Physicians are advised that it may take up to 6 days after increasing the dose of fentanyl transdermal system for the patient to reach equilibrium on the new dose (see graph in CLINICAL PHARMACOLOGY). Therefore, patients should wear a higher dose through two applications before any further increase in dosage is made on the basis of the average daily use of a supplemental analgesic.
Appropriate dosage increments should be based on the daily dose of supplementary opioids, using the ratio of 45 mg/24 hours of oral morphine to a 12.5 mcg/hr increase in fentanyl transdermal system dose.
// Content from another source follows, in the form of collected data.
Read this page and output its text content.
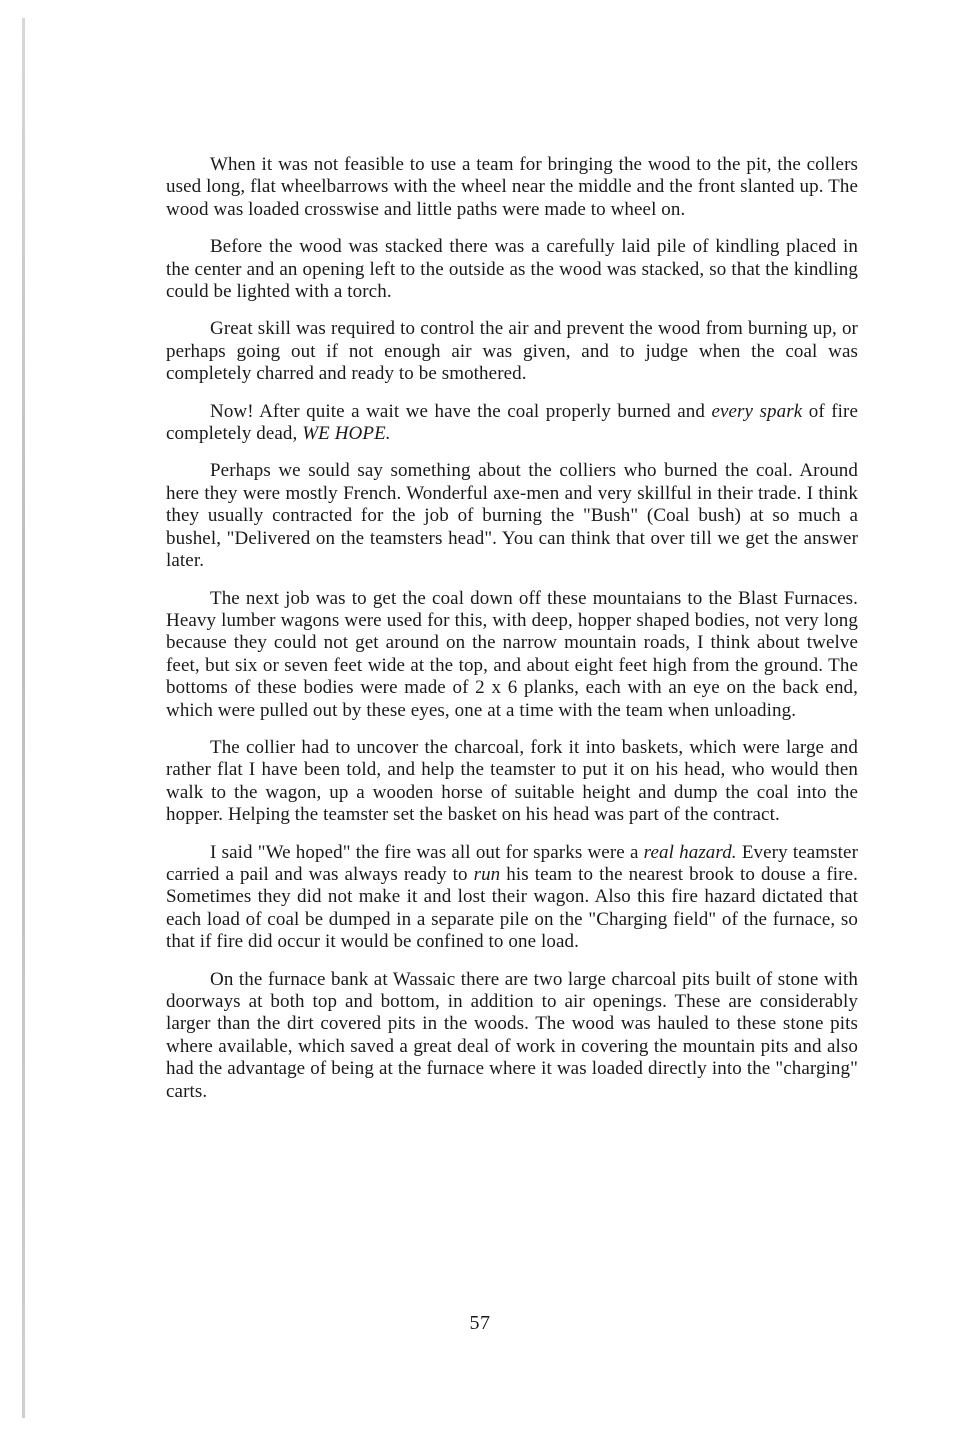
When it was not feasible to use a team for bringing the wood to the pit, the collers used long, flat wheelbarrows with the wheel near the middle and the front slanted up. The wood was loaded crosswise and little paths were made to wheel on.

Before the wood was stacked there was a carefully laid pile of kindling placed in the center and an opening left to the outside as the wood was stacked, so that the kindling could be lighted with a torch.

Great skill was required to control the air and prevent the wood from burning up, or perhaps going out if not enough air was given, and to judge when the coal was completely charred and ready to be smothered.

Now! After quite a wait we have the coal properly burned and every spark of fire completely dead, WE HOPE.

Perhaps we sould say something about the colliers who burned the coal. Around here they were mostly French. Wonderful axe-men and very skillful in their trade. I think they usually contracted for the job of burning the "Bush" (Coal bush) at so much a bushel, "Delivered on the teamsters head". You can think that over till we get the answer later.

The next job was to get the coal down off these mountaians to the Blast Furnaces. Heavy lumber wagons were used for this, with deep, hopper shaped bodies, not very long because they could not get around on the narrow mountain roads, I think about twelve feet, but six or seven feet wide at the top, and about eight feet high from the ground. The bottoms of these bodies were made of 2 x 6 planks, each with an eye on the back end, which were pulled out by these eyes, one at a time with the team when unloading.

The collier had to uncover the charcoal, fork it into baskets, which were large and rather flat I have been told, and help the teamster to put it on his head, who would then walk to the wagon, up a wooden horse of suitable height and dump the coal into the hopper. Helping the teamster set the basket on his head was part of the contract.

I said "We hoped" the fire was all out for sparks were a real hazard. Every teamster carried a pail and was always ready to run his team to the nearest brook to douse a fire. Sometimes they did not make it and lost their wagon. Also this fire hazard dictated that each load of coal be dumped in a separate pile on the "Charging field" of the furnace, so that if fire did occur it would be confined to one load.

On the furnace bank at Wassaic there are two large charcoal pits built of stone with doorways at both top and bottom, in addition to air openings. These are considerably larger than the dirt covered pits in the woods. The wood was hauled to these stone pits where available, which saved a great deal of work in covering the mountain pits and also had the advantage of being at the furnace where it was loaded directly into the "charging" carts.

57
Discontinuation of Fentanyl Transdermal System
To convert patients to another opioid, remove fentanyl transdermal system and titrate the dose of the new analgesic based upon the patient's report of pain until adequate analgesia has been attained. Upon system removal, 17 hours or more are required for a 50% decrease in serum fentanyl concentrations. Opioid withdrawal symptoms (such as nausea, vomiting, diarrhea, anxiety, and shivering) are possible in some patients after conversion or dose adjustment. For patients requiring discontinuation of opioids, a gradual downward titration is recommended since it is not known at what dose level the opioid may be discontinued without producing the signs and symptoms of abrupt withdrawal.
Tables C, D, and E should not be used to convert from fentanyl transdermal system to other therapies. Because the conversion to fentanyl transdermal system is conservative, use of Tables C, D, and E for conversion to other analgesic therapies can overestimate the dose of the new agent. Overdosage of the new analgesic agent is possible.